Two uniformed officers came up the stairs and gave Fry curious looks as they passed. A few yards along the corridor, one turned to say something to the other. She thought she heard a laugh as they went round the corner. She felt herself tense with anger again. She had no doubt she must be the object of their joke. She wondered what the station gossip was saying about her these days. Nothing good, she supposed. But at least they didn’t chat about her medical condition.

When she was sent back to Edendale, Fry had known that she’d never be able to escape from the shadow of Detective Sergeant Ben Cooper. Not while she was in E Division, where everyone knew him — even when she walked out on to the streets of the town, members of the public were likely to ask about him. And certainly not while she was running his old team. Those two young DCs had been taken under Cooper’s wing like newborn chicks.

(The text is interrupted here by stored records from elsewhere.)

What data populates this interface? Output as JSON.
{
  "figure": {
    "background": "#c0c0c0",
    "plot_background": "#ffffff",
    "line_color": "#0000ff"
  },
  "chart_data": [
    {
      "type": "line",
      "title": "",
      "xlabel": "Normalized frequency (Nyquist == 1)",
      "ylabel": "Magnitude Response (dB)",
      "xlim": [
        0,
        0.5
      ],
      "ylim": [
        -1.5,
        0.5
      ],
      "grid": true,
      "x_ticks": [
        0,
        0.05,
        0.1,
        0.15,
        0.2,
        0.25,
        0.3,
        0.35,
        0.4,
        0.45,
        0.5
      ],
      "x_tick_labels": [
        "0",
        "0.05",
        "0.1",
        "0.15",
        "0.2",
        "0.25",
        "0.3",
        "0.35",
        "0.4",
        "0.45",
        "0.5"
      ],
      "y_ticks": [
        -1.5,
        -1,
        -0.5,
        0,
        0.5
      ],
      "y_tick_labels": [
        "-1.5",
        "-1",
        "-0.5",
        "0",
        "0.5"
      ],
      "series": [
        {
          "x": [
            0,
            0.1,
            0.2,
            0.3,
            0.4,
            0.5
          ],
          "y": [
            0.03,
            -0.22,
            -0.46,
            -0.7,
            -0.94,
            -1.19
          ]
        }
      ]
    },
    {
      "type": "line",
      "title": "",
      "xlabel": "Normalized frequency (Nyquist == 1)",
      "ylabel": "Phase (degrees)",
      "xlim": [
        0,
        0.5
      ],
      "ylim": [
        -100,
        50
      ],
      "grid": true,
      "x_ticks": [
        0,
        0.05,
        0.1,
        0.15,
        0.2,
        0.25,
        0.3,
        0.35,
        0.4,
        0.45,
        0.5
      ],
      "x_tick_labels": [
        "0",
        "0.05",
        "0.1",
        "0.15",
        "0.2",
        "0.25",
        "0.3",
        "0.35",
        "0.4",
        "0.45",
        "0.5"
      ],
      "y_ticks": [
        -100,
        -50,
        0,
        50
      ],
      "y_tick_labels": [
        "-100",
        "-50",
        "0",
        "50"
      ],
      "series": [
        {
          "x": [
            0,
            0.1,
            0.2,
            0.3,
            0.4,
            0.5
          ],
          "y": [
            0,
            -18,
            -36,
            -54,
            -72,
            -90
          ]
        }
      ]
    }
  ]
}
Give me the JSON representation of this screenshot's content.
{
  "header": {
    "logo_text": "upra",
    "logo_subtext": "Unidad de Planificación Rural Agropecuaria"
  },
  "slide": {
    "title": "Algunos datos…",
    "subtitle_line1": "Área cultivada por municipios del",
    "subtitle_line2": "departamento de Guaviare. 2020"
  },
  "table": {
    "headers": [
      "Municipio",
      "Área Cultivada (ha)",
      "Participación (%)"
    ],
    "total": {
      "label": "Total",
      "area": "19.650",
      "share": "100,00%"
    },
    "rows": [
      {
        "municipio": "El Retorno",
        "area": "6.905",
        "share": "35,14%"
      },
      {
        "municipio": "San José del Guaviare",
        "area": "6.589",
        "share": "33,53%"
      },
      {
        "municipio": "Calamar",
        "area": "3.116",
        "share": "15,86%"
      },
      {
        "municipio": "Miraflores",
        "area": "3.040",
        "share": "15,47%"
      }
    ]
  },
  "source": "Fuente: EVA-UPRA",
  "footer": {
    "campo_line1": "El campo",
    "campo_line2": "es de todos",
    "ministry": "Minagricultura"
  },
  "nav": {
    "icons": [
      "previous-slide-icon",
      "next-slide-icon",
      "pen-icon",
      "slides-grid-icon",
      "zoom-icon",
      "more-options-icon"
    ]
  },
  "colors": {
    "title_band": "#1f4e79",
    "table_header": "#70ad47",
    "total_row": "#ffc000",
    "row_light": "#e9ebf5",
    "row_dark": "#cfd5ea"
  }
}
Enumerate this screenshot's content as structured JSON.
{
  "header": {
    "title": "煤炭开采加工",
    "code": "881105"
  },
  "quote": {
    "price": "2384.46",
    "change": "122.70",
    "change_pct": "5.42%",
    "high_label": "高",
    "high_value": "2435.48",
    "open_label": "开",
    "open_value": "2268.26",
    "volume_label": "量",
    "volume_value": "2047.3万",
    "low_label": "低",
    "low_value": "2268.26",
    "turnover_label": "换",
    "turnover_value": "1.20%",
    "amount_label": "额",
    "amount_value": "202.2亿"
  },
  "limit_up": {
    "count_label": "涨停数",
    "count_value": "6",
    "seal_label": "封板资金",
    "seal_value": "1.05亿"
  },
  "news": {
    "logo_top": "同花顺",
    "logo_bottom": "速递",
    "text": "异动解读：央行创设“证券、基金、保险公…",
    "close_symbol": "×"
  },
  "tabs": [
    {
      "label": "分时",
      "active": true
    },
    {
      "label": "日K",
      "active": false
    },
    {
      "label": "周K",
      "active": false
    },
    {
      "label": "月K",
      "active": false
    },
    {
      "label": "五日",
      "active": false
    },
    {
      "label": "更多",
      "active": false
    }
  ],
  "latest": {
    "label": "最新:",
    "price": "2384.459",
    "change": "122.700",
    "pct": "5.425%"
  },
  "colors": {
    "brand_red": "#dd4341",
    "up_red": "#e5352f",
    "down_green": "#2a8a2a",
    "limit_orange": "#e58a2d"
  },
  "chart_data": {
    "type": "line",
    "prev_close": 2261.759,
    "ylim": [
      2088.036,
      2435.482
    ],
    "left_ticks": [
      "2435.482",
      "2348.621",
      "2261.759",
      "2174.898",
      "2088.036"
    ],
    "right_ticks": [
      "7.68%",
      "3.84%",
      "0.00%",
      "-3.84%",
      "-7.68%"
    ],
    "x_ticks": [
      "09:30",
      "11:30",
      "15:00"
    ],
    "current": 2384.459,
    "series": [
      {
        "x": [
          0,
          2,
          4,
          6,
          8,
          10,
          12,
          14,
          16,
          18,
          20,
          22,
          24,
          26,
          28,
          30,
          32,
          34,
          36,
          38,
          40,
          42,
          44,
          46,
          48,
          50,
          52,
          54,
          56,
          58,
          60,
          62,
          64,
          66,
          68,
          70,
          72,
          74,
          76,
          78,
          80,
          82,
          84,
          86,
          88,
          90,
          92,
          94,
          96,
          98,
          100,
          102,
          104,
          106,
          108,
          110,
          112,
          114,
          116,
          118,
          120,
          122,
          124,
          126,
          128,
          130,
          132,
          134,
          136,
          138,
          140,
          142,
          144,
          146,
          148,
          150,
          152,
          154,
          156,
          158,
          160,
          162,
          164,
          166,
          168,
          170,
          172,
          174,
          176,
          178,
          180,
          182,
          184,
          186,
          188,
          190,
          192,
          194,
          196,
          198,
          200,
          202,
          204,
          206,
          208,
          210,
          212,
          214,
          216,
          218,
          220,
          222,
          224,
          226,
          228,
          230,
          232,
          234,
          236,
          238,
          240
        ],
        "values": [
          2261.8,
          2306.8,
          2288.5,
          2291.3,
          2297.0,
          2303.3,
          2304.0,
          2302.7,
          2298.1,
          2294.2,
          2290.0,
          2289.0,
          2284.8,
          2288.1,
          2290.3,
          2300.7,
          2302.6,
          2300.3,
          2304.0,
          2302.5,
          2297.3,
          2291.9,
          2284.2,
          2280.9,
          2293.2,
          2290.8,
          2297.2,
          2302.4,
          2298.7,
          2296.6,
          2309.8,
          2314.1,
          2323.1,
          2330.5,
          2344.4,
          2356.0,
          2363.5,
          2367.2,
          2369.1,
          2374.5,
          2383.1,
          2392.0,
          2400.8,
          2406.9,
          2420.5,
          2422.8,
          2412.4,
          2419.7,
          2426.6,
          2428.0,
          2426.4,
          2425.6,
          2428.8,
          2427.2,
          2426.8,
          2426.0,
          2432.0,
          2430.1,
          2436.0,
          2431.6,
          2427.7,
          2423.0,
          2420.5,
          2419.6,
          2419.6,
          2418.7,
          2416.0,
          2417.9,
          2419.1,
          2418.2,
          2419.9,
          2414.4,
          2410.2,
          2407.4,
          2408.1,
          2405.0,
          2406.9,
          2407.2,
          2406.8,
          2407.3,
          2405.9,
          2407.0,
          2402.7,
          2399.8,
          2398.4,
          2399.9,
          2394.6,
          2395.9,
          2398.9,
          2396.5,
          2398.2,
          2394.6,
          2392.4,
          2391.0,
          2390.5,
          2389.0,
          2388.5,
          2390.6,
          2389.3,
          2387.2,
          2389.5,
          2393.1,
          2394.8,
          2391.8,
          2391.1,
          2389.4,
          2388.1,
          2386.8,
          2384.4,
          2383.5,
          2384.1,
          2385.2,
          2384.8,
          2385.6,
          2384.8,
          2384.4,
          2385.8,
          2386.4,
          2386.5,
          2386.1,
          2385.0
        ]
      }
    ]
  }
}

She’d never get the loyalty from Irvine and Hurst that she might otherwise have expected. And Carol Villiers? She was an old friend of Cooper’s since childhood. There was no way she could compete with that. As for Gavin Murfin, he was too old a dog to learn any new tricks. He’d always been inclined to make satirical comments from the sidelines, and he wasn’t going to change.

And Fry didn’t know what to do now, or what to think. Seriously? Close? The word had taken her completely by surprise. Had she and Cooper ever been close, really? What did that actually mean? Yes, she’d unwisely shared some personal information about herself with him, and he’d managed to infiltrate himself into her life in various ways. That was true. And there had been moments…

But no. That wasn’t being close. You could do those things, and have those conversations, with a stranger you’d just met in the pub when you were both drunk. It meant nothing, didn’t it?

It was true that the medical reports weren’t good. She’d heard those rumours herself. Of course she had. Police officers were worse for office gossip than any housewife had ever been. The word was that DS Cooper’s extended leave would continue for a good while yet. Whether his ongoing problems were physical or psychological was less clear. No one seemed to know the details. Either that, or they just weren’t saying.

Against her better instincts, Fry wondered where Ben Cooper was at this moment, and what he was doing. What would he be thinking right now? That, too, could be nothing good.